In the letter, which was read in all Catholic churches across the country, the bishops say more than ever before the need for ushering in a new era in Malawi has reached a critical stage where “we can either degenerate into a failed State or rise to a unified, orderly and prosperous nation”.
In the pastoral letter, signed by Archbishop Thomas Msusa, Archbishop Tarsizio Ziyaye, Bishop Martin Mtumbuka, Bishop Peter Musikuwa, Bishop George Tambala, Bishop Montfort Sitima, Bishop John Ryan and Reverend John Chithonje, the clergymen say failure to choose a good leader would result in Malawi becoming more chaotic, divided and with deepening levels of poverty.
“Malawi is now departing from the unifying spirit of our forefathers and going towards fragmentation and tribalism.
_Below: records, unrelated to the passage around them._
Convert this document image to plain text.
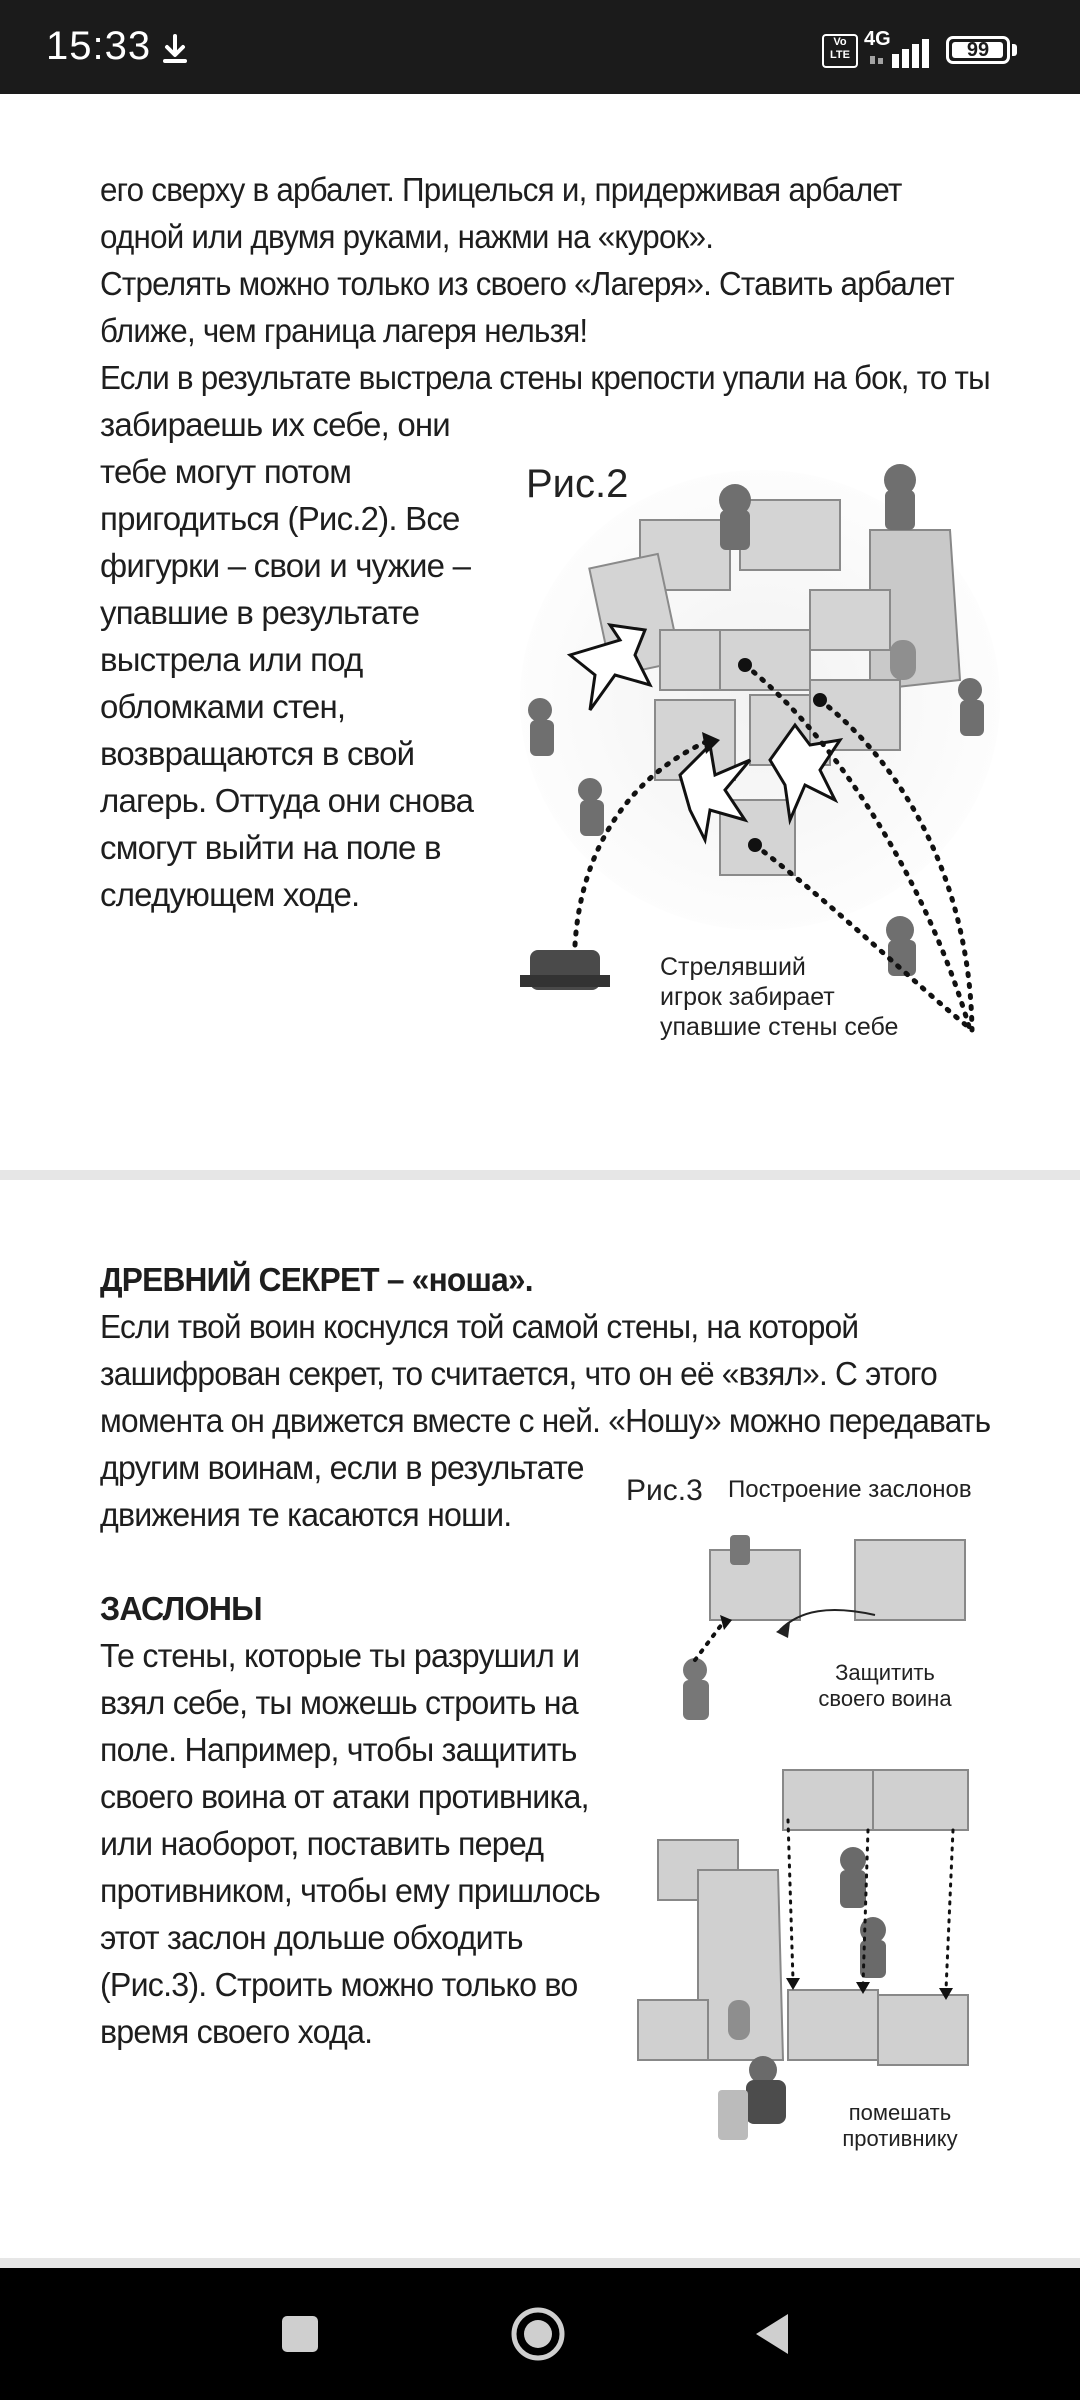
15:33	Vo LTE
4G	99

его сверху в арбалет. Прицелься и, придерживая арбалет

одной или двумя руками, нажми на «курок».

Стрелять можно только из своего «Лагеря». Ставить арбалет

ближе, чем граница лагеря нельзя!

Если в результате выстрела стены крепости упали на бок, то ты

забираешь их себе, они

тебе могут потом

пригодиться (Рис.2). Все

фигурки – свои и чужие –

упавшие в результате

выстрела или под

обломками стен,

возвращаются в свой

лагерь. Оттуда они снова

смогут выйти на поле в

следующем ходе.

Рис.2
Стрелявший
игрок забирает
упавшие стены себе

ДРЕВНИЙ СЕКРЕТ – «ноша».

Если твой воин коснулся той самой стены, на которой

зашифрован секрет, то считается, что он её «взял». С этого

момента он движется вместе с ней. «Ношу» можно передавать

другим воинам, если в результате

движения те касаются ноши.

ЗАСЛОНЫ

Те стены, которые ты разрушил и

взял себе, ты можешь строить на

поле. Например, чтобы защитить

своего воина от атаки противника,

или наоборот, поставить перед

противником, чтобы ему пришлось

этот заслон дольше обходить

(Рис.3). Строить можно только во

время своего хода.

Рис.3 Построение заслонов
Защитить
своего воина
помешать
противнику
This is shown by tribal political talk, nepotism, forms of favouring one’s own area and one’s own region as well as practice whereby politicians seek to gain votes by whipping the anger of voters against other tribes and regions.
“This is a very dangerous road we are taking as a nation and we appeal to all citizens to avoid these evils of tribalism and regionalism. We are one family,” the letter further reads.
Government spokesperson, Mark Botomani, refused to comment on the pastoral letter which follows another which was written towards last year’s elections titled A call for a new era in Malawi.
Chancellor College political scientist Ernest Thindwa said the type of leadership that Malawi has had in recent years has not done well in uniting Malawians.
Thindwa said the development has resulted in Malawians thinking about issues of tribes and regions when interacting with one another.
“What the Catholic Bishops are doing is to shine a spotlight on the current situation and asking Malawians whether they would like the situation to continue or not. The bishops have made it clear that the problem in Malawi has been the political leadership,” Thindwa said.
Malawians are expected to go to the fresh presidential poll on June 23 after the Constitutional Court nullified the May 21 2019 poll on the basis that it was were married by widespread, systematic and grave irregularities.
The Supreme Court of Appeal upheld the judgment of the Constitutional Court.